Patient dies in a troubled HBV drug program — forcing developers to scrap the drug and shift focus. To STING
Things have just gone from bad to worse at Hopkinton, MA-based Spring Bank Pharmaceuticals.
Researchers say that a patient died in their Phase IIb study of inarigivir for hep B — and they’re scrapping the work and shifting focus to STING.
News of the patient death came just weeks after the biotech told investors that safety problems marked by potential liver damaging hepatocellular dysfunction and increases of ALT forced them to halt dosing over the Christmas break.

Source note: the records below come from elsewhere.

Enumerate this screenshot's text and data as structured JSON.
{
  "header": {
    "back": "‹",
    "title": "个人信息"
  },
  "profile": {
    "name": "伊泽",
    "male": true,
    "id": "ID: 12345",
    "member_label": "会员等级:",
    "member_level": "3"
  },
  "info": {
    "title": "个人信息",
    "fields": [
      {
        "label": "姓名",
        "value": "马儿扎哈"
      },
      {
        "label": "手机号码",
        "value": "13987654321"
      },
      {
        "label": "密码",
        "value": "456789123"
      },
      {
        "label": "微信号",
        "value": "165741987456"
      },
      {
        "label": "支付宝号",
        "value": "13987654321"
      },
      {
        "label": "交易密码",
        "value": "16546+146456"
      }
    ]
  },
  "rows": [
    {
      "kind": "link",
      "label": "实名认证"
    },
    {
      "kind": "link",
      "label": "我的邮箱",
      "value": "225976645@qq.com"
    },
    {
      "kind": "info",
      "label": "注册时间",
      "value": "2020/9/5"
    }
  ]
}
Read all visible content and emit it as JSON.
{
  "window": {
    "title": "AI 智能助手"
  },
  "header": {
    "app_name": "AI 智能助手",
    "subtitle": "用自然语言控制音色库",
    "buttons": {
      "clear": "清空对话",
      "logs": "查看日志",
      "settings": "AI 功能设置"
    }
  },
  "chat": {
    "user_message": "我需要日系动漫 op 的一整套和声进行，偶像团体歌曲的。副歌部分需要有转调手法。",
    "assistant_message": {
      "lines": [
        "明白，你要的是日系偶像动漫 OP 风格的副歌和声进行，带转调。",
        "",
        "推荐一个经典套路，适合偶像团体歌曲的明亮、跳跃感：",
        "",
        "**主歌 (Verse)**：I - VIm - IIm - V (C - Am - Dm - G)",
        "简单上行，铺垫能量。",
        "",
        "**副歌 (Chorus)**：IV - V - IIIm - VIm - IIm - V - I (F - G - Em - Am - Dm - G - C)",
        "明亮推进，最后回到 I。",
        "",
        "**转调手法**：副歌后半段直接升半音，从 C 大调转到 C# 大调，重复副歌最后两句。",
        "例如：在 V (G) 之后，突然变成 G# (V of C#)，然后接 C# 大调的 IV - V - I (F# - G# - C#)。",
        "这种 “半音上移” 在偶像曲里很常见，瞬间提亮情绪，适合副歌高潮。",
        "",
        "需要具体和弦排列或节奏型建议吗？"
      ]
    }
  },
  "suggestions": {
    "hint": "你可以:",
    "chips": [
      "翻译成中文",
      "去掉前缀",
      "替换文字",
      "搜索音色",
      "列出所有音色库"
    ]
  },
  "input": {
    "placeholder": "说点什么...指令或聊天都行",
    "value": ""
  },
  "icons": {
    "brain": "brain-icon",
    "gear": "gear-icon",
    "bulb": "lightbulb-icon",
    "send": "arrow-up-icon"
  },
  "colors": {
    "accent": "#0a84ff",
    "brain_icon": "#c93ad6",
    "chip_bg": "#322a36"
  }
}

That pause caused 1 rout for their share price, which once traded north of $18 a share.
The latest rout followed the news Wednesday morning. The stock $SBPH tanked, dropping 26% more and leaving the share price just above the $1 mark.
Spring Bank’s work in STING covers both antagonists for inflammatory conditions and agonists for cancer.
The STING strategy may not sit well with backers, though, as it has experienced several setbacks at other developers interested in seeing its efficacy in oncology.
The biotech now plans to put its chimeric oligonucleotide antisense (CASO) program for HBV up for a licensing deal while slashing any HBV costs in the budget. “The company believes its $54.5 million cash position as of Dec. 31 will be enough to fund operations into late 2022.”